Dem Barmer Feuersturm vom 30. Mai 1943 folgte keinen Monat später, in der Nacht auf den 25. Juni, der Elberfelder. Hannelore Hippler aus der Gernotstraße gehört zu den WZ-Lesern, die der Redaktion in den vergangenen Wochen persönliche Erinnerungen an die Bombenangriffe auf Wuppertal geschickt haben. „Irgendwann ist jeder Schrecken ganz normal“, schreibt die Wuppertalerin, Jahrgang 1932.
Und sie erinnert sich an die Flucht während des Elberfelder Angriffs: „Das Haus schwankte und bebte, der Lärm war unbeschreiblich. Wir waren viele Kinder. Zwischen den Häusern gab es einen Durchbruch. Als unser Haus einzustürzen drohte, schlugen Mitbewohner den Durchbruch ein, und alle krabbelten in den nächsten Keller. Es waren bestimmt 50 Personen.“
Und später? „Mein Vater ging auf den Speicher und fand eine Brandbombe. Er nahm sie einfach und warf sie aus dem Dachfenster. Dann sah ich aus dem Fenster auf die Stadt herunter. Die Laurentiuskirche brannte, und als ich noch hinsah, stürzten die Türme in sich zusammen, und die Flammen schlugen zum Himmel. Ich war elf Jahre alt und ich dachte: Die Hölle tut sich auf und verschluckt alle Menschen, weil sie so böse sind.“
Günter Konrad gehört zu den Wuppertalern, die an die Zerstörungen im Wuppertaler Süden erinnern. „Gleichzeitig mit Barmen wurde in der Nacht vom 29. zum 30 Mai 1943 auch Ronsdorf zerstört.“ Er beschreibt die Zeit des Angriffs als „55 Minuten des Grauens“, dem ein Flammeninferno folgte. Gelöscht wurde mit nassen Decken und Eimern, wobei die Feuerwehr mangels Wasser hilflos mit zusehen musste, wie viele Häuser zerstört wurden.

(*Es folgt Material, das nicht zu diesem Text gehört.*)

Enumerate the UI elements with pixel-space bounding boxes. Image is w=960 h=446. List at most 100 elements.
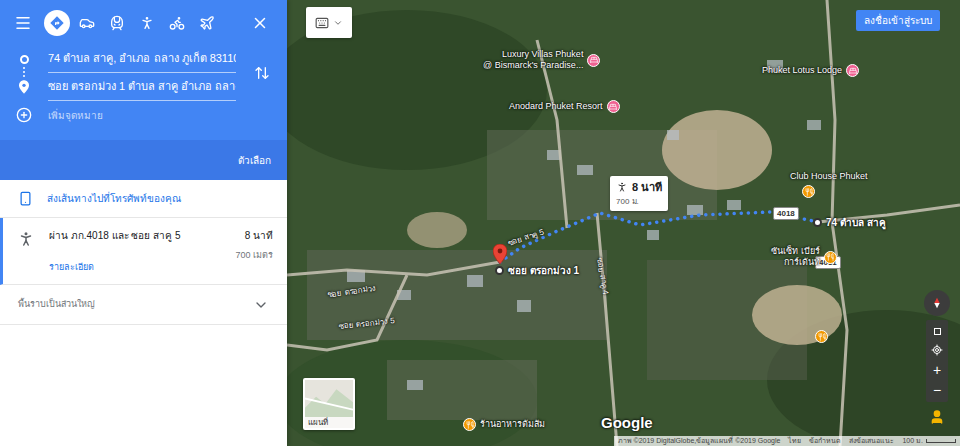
swap-button[interactable] [250,61,274,85]
place-label[interactable]: ซันเซ็ท เบียร์การ์เด้นท์ [771,246,820,268]
options-button[interactable]: ตัวเลือก [238,153,271,168]
zoom-out-button[interactable]: − [927,381,947,399]
route-option[interactable]: ผ่าน ภก.4018 และ ซอย สาคู 5 รายละเอียด 8 น… [0,218,287,285]
map-controls: +− [924,290,950,428]
flight-icon [199,15,215,31]
chevron-down-icon [253,297,269,313]
send-to-phone-row[interactable]: ส่งเส้นทางไปที่โทรศัพท์ของคุณ [0,180,287,218]
terms-link[interactable]: ข้อกำหนด [809,436,841,446]
place: ซันเซ็ท เบียร์การ์เด้นท์ [771,246,837,268]
place: Anodard Phuket Resort [509,100,620,113]
add-stop-row[interactable]: เพิ่มจุดหมาย [0,101,287,129]
car-icon [79,15,95,31]
place-label[interactable]: Phuket Lotus Lodge [762,65,842,76]
place-label[interactable]: Luxury Villas Phuket@ Bismarck's Paradis… [483,49,583,71]
destination-field[interactable]: ซอย ตรอกม่วง 1 ตำบล สาคู อำเภอ ถลาง [48,73,236,101]
menu-button[interactable] [10,10,36,36]
google-logo: Google [601,412,653,435]
pegman-button[interactable] [927,406,947,428]
destination-pin-icon [19,80,29,94]
place: ร้านอาหารต้มส้ม [463,418,545,431]
place: Phuket Lotus Lodge [762,64,859,77]
route-dots-icon [23,67,25,77]
place-label[interactable]: Club House Phuket [790,171,868,182]
add-stop-label: เพิ่มจุดหมาย [48,108,103,123]
hotel-icon[interactable] [607,100,620,113]
directions-panel: 74 ตำบล สาคู, อำเภอ ถลาง ภูเก็ต 83110ซอย… [0,0,287,446]
origin-field[interactable]: 74 ตำบล สาคู, อำเภอ ถลาง ภูเก็ต 83110 [48,45,236,73]
menu-icon [14,14,32,32]
route-details-link[interactable]: รายละเอียด [49,261,221,275]
walking-route [500,212,818,262]
language-link[interactable]: ไทย [788,436,801,446]
tilt-button[interactable] [927,323,947,339]
destination-pin-icon[interactable] [493,244,507,264]
directions-icon [49,15,65,31]
route-fields: 74 ตำบล สาคู, อำเภอ ถลาง ภูเก็ต 83110ซอย… [0,45,287,101]
send-to-phone-label: ส่งเส้นทางไปที่โทรศัพท์ของคุณ [47,191,181,206]
add-icon [16,107,32,123]
map-view[interactable]: ซอย สาคู 5ซอย ตรอกม่วงซอย ตรอกม่วง 5ซอย … [287,0,960,446]
walk-icon [616,181,628,193]
zoom-in-button[interactable]: + [927,361,947,379]
feedback-link[interactable]: ส่งข้อเสนอแนะ [849,436,894,446]
destination-circle-icon [495,266,504,275]
map-type-label: แผนที่ [305,417,353,428]
phone-icon [18,191,33,206]
route-via: ผ่าน ภก.4018 และ ซอย สาคู 5 [49,228,221,243]
route-duration: 8 นาที [245,228,273,243]
hotel-icon[interactable] [846,64,859,77]
destination-label: ซอย ตรอกม่วง 1 [508,263,579,278]
place: Luxury Villas Phuket@ Bismarck's Paradis… [483,49,600,71]
travel-mode-button[interactable] [194,10,220,36]
place-label[interactable]: Anodard Phuket Resort [509,101,603,112]
map-footer: ภาพ ©2019 DigitalGlobe,ข้อมูลแผนที่ ©201… [614,436,960,446]
route-badge-distance: 700 ม. [616,196,662,208]
travel-mode-button[interactable] [134,10,160,36]
route-badge-duration: 8 นาที [632,179,662,196]
route-shield: 4018 [773,207,799,220]
route-inputs: 74 ตำบล สาคู, อำเภอ ถลาง ภูเก็ต 83110ซอย… [48,45,236,101]
restaurant-icon[interactable] [815,330,828,343]
hotel-icon[interactable] [587,54,600,67]
travel-mode-button[interactable] [74,10,100,36]
close-icon [251,14,269,32]
scale-bar-icon [926,439,956,443]
place: Club House Phuket [790,171,868,198]
location-icon [931,344,943,356]
restaurant-icon[interactable] [824,251,837,264]
my-location-button[interactable] [927,341,947,359]
swap-icon [254,65,270,81]
restaurant-icon[interactable] [463,418,476,431]
terrain-thumbnail-icon [305,380,353,417]
place-label[interactable]: ร้านอาหารต้มส้ม [480,419,545,430]
close-button[interactable] [247,10,273,36]
compass-button[interactable] [924,290,950,316]
walk-icon [17,230,35,248]
origin-circle-icon [813,218,822,227]
origin-label: 74 ตำบล สาคู [826,215,886,230]
origin-marker[interactable]: 74 ตำบล สาคู [813,215,886,230]
origin-dot-icon [20,55,29,64]
terrain-row[interactable]: พื้นราบเป็นส่วนใหญ่ [0,285,287,325]
keyboard-button[interactable] [306,7,352,38]
destination-marker[interactable]: ซอย ตรอกม่วง 1 [495,263,579,278]
attribution: ภาพ ©2019 DigitalGlobe,ข้อมูลแผนที่ ©201… [618,436,781,446]
walk-icon [139,15,155,31]
travel-mode-button[interactable] [164,10,190,36]
route-badge[interactable]: 8 นาที700 ม. [610,176,668,211]
bike-icon [169,15,185,31]
place [815,330,828,343]
map-type-toggle[interactable]: แผนที่ [303,378,355,430]
scale[interactable]: 100 ม. [902,436,956,446]
travel-mode-button[interactable] [104,10,130,36]
travel-mode-button[interactable] [44,10,70,36]
route-distance: 700 เมตร [235,249,273,263]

„Erst Tage später, nachdem die Gluthitze über den Ruinen etwas abgeklungen war, konnte man daran gehen, die Leichen der verbrannten Menschen, die sich nicht mehr vor den Flammen retten konnten, aus den Trümmern zu bergen. Auch mir blieb der Anblick dieser Toten nicht erspart, ein Bild, das mich bis heute nicht losgelassen hat.“
Ellen Gebel erlebte das Chaos als Sechsjährige, am Oberwall in Heckinghausen. „Im Nachbarhaus hat eine Frau zur gleichen Zeit im Keller entbunden. Unsere Verwandten waren plötzlich ohne jede Unterkunft, denn Heckinghausen brannte lichterloh.“
Auch Fritz Richter hat eine deutliche Erinnerung an den Bombenkrieg, auch wenn er damals noch nicht in Wuppertal wohnte: Bei einem Ausflug auf einem Saaledampfer nach Wettin begegnete ihm eine Mutter mit zwei taubstummen Mädchen, die aus dem Bergischen Land evakuiert worden waren. „Die Mutter berichtete von einem verheerenden Bombenangriff und einer furchtbaren Feuersbrunst“, erinnert er sich. „Menschen seien wie brennende Fackeln in die Wupper gesprungen, andere im Teer der Straßen stecken geblieben.“ Richter, er lebt seit 1954 in Wuppertal, beschreibt das als „tief prägend.“
Alois Kreß war zehn Jahre alt, als er am 24. Juni den Angriff erlebte, damals am Bendahl wohnend. Eine Phosporbombe ließ das Haus ausbrennen. „Solange es möglich war, blieben wir im Keller, mussten es dann doch verlassen und liefen durch den Feuersturm in Freibad“, erinnert er sich. „Die Bilder von toten und verletzt schreienden Menschen, die vor uns dorthin gelaufen sind, werde ich bis heute nicht los.“
Ergreifendes berichtet Armin Pertz, Jahrgang 1930: Er machte sich nach dem Angriff vormittags auf den Weg, um seine Großeltern in der Gewerbschulstraße zu finden. „Ihr Haus war ein Trümmerhaufen. Erst später erfuhren wir, dass mein Großvater der einzige Überlebende und die gesamte Hausgemeinschaft ums Leben gekommen war.“
Auch Klaus Ditzel vom Dellbusch hat der WZ Erinnerungen geschickt — im Rückgriff auf die Erzählungen seiner Eltern und seiner Schwester: „Im Nachhinein ist mir das noch einmal mächtig unter die Haut gegangen.“ Ditzel war damals gerade mal sieben Monate alt.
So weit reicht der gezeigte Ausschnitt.